The U.S. October Consumer Price Index (CPI) report showed consumer prices rose at their fastest pace since 1990 as supply chain issues showed little signs of abating. Headline CPI came in well above expectations at +0.9% month-over-month (m/m) and +6.2% year-over-year (y/y). Excluding food and energy components, Core CPI rose 0.6% m/m and 4.6% y/y, also beating expectations. This morning’s report suggests inflationary pressures are broadening, reflecting both a pickup in stickier components and the continued impact of supply shortages on consumer prices.
Inflation is accelerating in a broad range of consumer goods and services such as oil, rents, food, hospital services, and new and used vehicles. As the global semiconductor shortage continues to limit inventories and drive up costs, the prices for new vehicles rose 1.4%, and used vehicle prices jumped 2.5% after two months of declines. Food prices increased by 0.9% and energy prices surged by 4.8%, led by higher gasoline prices (+6.0%). Shelter costs, which are a more structural component of the CPI, continued their upward momentum from September and rose 0.5% as higher rents and home prices feed into the data.
With this morning’s figures, we estimate that the headline and core personal consumption expenditure (PCE) deflators will rise 0.8% and 0.5% in October, respectively. This would result in headline PCE inflation of 5.2% y/y and core PCE inflation of 4.2% y/y. Our current estimate for fourth quarter PCE inflation is now more than 5% y/y, markedly higher than the Federal Reserve’s (Fed’s) current and upward revised forecast for 4.2% and its long-term target of 2.0%.
Against a backdrop of solid demand, businesses have had the confidence to steadily raise prices for consumer goods and services while supply chain bottlenecks and worker shortages drive up input costs. These costs have yet to show signs of abating, as data on Tuesday showed that prices paid to U.S. producers continued to accelerate last month. Further, adding to concerns about persistent price pressures across the globe, China’s inflation at the factory level increased by the most in 26 years last month.
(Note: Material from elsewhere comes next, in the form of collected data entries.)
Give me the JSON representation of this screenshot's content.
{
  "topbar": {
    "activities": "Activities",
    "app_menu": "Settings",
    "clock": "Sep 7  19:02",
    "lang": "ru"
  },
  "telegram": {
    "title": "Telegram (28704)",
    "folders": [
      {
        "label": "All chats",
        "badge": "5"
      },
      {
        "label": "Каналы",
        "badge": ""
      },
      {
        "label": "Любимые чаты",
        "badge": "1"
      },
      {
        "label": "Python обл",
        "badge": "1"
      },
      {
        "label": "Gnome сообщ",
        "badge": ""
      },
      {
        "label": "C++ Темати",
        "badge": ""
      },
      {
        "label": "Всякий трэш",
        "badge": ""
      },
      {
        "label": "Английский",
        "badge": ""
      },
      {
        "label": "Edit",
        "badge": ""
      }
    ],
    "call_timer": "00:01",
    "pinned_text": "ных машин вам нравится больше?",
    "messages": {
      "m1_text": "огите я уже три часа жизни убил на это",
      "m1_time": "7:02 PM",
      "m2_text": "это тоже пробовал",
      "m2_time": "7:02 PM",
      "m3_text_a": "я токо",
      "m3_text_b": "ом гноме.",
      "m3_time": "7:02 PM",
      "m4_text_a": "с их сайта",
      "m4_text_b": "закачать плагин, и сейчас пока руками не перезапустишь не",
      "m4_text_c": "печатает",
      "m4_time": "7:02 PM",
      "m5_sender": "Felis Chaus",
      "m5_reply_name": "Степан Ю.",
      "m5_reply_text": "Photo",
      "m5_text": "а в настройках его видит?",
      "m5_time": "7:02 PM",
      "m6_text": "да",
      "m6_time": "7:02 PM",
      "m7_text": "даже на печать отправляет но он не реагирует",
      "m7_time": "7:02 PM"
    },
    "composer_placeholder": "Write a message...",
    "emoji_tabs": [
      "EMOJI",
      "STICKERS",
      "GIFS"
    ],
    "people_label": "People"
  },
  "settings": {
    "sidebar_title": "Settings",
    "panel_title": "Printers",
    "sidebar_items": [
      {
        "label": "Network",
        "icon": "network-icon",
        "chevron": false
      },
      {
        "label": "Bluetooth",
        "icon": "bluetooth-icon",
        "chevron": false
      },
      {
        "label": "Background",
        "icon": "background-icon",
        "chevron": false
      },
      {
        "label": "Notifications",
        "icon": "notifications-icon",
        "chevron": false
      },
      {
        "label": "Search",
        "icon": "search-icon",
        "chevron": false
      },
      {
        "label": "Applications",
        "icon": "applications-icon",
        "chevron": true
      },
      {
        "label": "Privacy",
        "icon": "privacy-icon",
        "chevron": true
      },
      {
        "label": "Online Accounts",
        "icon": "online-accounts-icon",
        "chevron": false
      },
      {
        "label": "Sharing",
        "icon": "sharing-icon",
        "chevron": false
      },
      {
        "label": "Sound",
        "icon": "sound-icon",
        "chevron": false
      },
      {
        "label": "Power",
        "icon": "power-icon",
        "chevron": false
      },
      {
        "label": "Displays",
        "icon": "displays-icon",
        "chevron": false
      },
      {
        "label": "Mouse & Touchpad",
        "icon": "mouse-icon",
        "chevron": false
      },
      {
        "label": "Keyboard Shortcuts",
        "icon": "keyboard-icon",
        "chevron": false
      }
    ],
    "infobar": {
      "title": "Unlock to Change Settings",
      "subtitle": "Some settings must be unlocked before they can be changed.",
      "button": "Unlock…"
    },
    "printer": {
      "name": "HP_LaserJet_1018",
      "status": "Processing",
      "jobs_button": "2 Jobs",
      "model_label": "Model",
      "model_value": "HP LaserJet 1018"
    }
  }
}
Recent reports have suggested that inflation is becoming more widespread and stickier than policymakers and financial participants have expected. As the Fed begins reducing its monthly bond purchases, the transitory argument is looking harder to make. Together with persistent wage increases, the Fed may need to tighten policy more quickly than has been indicated. Markets are also taking up this debate and following this report, U.S. stocks dropped, gold gained, the yield on the 10-year Treasury rose and the dollar strengthened.